Florian Loitsch, Austria
Computer science has been Florian Loitsch’ passion for more than 30 years. What started as a vacation pass-time blossomed into an international career in tech, and today Florian Loitsch has co-founded the startup Toitware in Aarhus.
Tech Lead and Co-Founder@Toitware
“When I was ten years old my father taught my brother and me our first program. We were on vacation in a forest cabin without electricity and we were just writing on paper. I can imagine he regretted that decision, as we were fascinated and couldn’t focus on anything else. While hiking in the mountains we would try to “write” programs and wouldn’t talk about anything else. More than 30 years later, computer science is still my passion.”
Explore: What career opportunities are you looking for?
“When I was 18 years old my family moved from Austria to France. We had some good friends who live on the French Riviera and decided that it could be a good place to live. I did my higher education there. When I had finished my PhD, I was contacted by Google and was offered a job. That job was located in Aarhus, Denmark. That was 11 years ago, and I have not moved since.”
A startup inspired by Google and Danish culture
“I co-founded Toitware, a company that modernizes software development for the internet of things. Most of the other co-founders are ex-Googlers too. That’s where we met and worked together for almost ten years. I’m sure we have adopted some of Google’s culture. We are a very open company, where everyone is heard and encouraged to share their opinions. People are treated equally and fairly. At the same time, we are certainly inspired by Danish culture. Danes tend to be efficient and focused at work but to keep their working hours reasonable. Working an 8-hour day is perfectly normal, even at higher levels. Many employees also work early and then leave early, so they can spend time with their families.”
“I work as a Tech Lead and our team is responsible for creating a completely new programming language. A lot of my daily work consists of straight-forward programming tasks. I spend my time improving the compiler that translates language to bytecodes and enhancing the virtual machine that runs them. Right now, I am working on a package manager for our language. This will allow developers to share their code with others and thus grow a community around our language. It is not unlikely that I have only worked with the best of the best, but the Danes I know and have worked with are technically extremely strong. There is probably a reason that many of the top programming languages, Turbo Pascal, C#, C++, Dart etc. have been created by Danes.”
The disadvantages of living in Denmark are dwarfed by the benefits
“Moving to Denmark was easy. Probably the most difficult part was getting a Danish credit card. I had to get one or two letters from my employer. It’s telling that this small detail was the most difficult thing about moving. Everything else just worked. It can’t be overstated how valuable it is to be able to communicate in English. Every service accepts English.
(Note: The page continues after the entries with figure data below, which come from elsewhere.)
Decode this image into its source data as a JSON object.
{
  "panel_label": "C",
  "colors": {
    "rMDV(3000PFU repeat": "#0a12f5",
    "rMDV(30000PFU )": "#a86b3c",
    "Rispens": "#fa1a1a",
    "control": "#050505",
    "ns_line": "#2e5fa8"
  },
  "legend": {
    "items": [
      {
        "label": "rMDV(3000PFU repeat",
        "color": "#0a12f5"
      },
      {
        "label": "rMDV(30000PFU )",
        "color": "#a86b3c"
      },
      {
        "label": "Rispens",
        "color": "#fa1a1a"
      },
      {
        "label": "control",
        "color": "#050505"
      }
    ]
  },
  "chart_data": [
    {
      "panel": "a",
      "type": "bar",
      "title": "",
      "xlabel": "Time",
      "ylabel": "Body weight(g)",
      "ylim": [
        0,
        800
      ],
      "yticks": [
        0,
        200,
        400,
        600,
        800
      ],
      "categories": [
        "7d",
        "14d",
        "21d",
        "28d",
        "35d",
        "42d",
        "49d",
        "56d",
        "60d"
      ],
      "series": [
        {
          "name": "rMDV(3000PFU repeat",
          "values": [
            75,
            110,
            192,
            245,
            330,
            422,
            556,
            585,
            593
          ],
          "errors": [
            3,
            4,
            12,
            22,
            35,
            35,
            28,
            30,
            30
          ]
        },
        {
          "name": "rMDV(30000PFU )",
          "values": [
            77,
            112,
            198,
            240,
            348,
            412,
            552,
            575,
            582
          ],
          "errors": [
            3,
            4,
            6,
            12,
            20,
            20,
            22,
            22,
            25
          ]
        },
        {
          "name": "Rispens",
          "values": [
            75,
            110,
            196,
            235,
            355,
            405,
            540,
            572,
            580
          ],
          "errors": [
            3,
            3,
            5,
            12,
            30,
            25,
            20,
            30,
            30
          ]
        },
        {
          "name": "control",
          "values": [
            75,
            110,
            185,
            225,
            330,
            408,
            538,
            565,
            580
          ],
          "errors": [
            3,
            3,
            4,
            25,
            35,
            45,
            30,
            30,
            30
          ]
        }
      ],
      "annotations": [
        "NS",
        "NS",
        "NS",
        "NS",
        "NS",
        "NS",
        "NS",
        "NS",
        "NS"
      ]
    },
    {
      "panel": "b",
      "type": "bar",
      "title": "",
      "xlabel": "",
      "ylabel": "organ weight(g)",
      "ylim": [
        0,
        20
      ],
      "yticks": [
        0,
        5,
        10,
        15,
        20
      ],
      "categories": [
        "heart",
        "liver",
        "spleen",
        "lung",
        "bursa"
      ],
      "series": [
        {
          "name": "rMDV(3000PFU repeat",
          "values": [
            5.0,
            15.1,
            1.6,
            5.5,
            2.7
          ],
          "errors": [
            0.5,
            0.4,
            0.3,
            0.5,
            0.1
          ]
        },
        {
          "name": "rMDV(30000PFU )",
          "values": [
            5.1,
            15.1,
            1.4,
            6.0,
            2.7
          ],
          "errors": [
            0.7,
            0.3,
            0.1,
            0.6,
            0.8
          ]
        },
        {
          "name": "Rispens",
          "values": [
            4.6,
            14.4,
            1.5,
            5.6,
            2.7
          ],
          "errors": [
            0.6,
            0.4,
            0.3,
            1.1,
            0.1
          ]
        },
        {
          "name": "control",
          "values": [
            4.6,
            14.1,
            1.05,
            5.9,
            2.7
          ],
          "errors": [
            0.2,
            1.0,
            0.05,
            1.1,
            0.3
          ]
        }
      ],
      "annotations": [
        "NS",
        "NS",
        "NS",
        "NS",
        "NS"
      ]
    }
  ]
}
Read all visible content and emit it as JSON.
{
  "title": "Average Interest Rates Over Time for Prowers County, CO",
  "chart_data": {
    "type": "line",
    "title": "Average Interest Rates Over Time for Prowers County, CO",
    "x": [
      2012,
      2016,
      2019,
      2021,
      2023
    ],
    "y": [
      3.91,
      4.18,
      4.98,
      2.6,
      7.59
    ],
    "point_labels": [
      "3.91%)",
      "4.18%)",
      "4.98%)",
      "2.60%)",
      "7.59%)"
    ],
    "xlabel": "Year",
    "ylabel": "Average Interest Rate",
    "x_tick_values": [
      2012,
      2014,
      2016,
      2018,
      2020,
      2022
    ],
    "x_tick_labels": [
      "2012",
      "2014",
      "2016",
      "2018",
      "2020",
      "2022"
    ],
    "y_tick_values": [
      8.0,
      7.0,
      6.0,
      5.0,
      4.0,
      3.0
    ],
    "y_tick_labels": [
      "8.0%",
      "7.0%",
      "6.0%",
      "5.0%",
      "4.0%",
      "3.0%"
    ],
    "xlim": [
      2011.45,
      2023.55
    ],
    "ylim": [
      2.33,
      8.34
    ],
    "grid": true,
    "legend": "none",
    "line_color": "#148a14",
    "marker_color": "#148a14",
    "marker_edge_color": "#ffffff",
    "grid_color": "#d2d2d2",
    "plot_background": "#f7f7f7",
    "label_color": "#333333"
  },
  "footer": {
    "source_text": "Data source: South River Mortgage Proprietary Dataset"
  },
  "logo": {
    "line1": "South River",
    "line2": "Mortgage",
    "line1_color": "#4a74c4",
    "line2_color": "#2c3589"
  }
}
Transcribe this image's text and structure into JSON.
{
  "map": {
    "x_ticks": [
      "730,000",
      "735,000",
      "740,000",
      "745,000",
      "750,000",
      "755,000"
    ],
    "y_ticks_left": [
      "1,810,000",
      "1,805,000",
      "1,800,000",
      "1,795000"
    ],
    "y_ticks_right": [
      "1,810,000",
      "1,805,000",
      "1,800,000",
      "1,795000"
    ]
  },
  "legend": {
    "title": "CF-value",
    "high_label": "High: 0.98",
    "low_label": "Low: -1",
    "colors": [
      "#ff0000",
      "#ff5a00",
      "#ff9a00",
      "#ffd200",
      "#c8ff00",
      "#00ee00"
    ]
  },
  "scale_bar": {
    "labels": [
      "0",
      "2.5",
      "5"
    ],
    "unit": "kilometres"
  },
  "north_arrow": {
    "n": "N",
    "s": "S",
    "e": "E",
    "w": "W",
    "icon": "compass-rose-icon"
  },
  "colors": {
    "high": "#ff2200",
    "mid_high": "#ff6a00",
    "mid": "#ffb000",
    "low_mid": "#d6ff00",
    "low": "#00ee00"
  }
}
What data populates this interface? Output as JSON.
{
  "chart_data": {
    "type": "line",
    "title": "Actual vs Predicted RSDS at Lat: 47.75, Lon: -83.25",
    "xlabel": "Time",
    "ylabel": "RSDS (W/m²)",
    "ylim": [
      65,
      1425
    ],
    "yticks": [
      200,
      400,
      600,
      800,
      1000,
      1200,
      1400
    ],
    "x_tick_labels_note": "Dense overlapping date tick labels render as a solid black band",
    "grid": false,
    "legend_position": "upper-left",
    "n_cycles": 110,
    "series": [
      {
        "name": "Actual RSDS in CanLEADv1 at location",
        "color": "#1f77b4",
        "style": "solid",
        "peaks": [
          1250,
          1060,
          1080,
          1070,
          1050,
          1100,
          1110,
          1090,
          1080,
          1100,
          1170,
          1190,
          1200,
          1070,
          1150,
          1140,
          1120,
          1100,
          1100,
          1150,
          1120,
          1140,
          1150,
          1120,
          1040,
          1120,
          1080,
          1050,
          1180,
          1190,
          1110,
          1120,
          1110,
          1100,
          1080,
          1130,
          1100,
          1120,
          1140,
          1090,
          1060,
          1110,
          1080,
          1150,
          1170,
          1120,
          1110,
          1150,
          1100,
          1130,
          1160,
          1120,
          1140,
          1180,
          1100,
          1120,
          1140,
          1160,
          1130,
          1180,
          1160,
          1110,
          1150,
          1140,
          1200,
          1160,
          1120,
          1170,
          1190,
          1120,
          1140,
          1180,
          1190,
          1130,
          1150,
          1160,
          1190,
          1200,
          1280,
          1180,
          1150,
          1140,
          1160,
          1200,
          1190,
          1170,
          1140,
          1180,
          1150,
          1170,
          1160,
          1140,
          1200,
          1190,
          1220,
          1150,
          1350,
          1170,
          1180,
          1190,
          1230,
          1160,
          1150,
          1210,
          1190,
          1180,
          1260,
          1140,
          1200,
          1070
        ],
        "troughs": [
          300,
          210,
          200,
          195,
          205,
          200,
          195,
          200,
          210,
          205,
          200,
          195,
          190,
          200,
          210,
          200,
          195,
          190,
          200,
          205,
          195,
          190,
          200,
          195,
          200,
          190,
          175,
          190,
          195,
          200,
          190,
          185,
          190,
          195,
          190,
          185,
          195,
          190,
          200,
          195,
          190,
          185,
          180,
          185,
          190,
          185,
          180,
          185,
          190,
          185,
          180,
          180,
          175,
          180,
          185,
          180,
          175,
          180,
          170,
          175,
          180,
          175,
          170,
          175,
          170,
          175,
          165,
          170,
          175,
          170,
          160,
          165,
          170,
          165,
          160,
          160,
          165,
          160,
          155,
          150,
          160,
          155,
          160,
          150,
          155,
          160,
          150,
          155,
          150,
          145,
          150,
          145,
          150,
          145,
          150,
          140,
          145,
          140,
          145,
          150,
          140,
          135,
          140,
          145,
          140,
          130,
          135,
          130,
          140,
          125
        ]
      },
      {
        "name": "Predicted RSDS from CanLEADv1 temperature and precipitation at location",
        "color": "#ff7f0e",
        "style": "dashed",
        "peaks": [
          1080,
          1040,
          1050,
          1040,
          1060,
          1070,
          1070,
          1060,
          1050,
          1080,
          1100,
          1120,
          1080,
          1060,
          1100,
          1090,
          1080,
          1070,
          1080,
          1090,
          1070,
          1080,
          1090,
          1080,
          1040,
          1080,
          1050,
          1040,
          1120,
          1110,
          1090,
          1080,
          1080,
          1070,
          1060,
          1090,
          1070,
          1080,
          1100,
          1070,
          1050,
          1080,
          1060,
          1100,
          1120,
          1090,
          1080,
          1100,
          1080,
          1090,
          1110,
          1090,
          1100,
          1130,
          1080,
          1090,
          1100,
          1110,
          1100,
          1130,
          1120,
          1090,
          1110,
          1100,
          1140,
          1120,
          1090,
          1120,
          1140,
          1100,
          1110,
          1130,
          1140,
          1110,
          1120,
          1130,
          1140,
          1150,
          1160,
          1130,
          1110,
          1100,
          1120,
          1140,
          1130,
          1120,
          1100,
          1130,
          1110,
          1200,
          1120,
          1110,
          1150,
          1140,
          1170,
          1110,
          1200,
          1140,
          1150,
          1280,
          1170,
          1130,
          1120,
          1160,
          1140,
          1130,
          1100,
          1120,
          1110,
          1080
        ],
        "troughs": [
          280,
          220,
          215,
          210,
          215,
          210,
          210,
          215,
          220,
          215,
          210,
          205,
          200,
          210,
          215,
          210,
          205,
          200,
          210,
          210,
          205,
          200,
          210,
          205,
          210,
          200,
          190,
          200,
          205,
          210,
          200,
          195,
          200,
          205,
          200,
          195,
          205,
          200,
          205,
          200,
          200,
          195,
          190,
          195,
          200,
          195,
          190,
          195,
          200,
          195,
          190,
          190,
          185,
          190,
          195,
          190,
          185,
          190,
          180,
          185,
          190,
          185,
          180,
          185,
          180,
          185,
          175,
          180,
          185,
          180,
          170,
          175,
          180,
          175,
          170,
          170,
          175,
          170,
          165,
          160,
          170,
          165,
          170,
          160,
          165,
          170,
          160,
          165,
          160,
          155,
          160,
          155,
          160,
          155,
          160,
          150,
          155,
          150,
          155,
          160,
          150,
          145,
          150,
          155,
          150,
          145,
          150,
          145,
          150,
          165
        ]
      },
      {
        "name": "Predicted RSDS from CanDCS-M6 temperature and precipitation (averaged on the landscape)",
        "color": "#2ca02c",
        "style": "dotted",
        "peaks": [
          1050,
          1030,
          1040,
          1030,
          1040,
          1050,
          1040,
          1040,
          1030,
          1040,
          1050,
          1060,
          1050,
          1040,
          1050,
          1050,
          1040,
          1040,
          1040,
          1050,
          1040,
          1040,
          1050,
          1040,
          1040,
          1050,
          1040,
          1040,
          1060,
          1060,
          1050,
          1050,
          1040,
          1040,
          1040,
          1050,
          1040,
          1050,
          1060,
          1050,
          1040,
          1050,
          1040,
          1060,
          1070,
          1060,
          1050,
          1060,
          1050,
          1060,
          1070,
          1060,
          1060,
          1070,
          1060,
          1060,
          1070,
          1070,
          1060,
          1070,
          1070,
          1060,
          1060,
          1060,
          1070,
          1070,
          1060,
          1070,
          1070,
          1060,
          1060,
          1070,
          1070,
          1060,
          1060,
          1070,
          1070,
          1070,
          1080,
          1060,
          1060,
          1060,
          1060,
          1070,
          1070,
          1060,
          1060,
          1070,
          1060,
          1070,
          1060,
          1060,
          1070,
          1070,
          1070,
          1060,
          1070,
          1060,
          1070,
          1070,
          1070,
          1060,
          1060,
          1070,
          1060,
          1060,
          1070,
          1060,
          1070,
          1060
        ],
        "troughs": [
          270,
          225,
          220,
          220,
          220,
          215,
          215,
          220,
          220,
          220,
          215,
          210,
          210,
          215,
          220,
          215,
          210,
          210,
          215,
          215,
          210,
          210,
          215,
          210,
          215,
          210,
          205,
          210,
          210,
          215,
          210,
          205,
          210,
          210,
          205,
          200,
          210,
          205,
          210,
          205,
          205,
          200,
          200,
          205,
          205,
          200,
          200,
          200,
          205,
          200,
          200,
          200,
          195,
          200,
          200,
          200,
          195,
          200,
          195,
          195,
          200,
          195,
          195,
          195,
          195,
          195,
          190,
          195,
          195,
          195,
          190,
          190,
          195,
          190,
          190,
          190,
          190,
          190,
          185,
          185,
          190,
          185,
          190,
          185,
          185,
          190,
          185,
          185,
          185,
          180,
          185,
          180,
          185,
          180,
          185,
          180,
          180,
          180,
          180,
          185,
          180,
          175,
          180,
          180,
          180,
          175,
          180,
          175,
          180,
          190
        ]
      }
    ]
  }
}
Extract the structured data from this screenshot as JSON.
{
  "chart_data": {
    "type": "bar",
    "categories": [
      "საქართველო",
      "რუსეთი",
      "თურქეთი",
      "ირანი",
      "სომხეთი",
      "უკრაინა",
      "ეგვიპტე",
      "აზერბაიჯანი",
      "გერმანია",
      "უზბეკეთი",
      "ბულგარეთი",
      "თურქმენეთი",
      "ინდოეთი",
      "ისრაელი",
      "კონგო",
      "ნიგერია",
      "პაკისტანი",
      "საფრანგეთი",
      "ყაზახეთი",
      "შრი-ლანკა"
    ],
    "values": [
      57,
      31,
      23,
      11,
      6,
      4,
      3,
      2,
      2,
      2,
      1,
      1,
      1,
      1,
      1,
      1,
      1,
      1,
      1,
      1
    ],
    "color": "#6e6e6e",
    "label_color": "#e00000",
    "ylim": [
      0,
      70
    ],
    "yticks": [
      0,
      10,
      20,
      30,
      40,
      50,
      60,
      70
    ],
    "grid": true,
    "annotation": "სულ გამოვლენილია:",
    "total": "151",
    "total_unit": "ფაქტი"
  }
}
In fact, for long-term residents, it is a challenge to learn Danish as Danes gladly switch to English instead of forcing foreigners to get better at Danish. I learned decent French in roughly three years. It took me much longer to learn Danish, as there was no necessity.”
“The disadvantages of living in Denmark are dwarfed by the benefits. Denmark is a Scandinavian country with high standards of living. There is a reason Denmark is frequently used as an example of a welfare state that works well. Citizens pay high taxes but get lots of benefits in return. Also, Danes have five weeks of vacation, and many companies offer a sixth additional week. Finally, Danes have pretty good laws for parental leave.”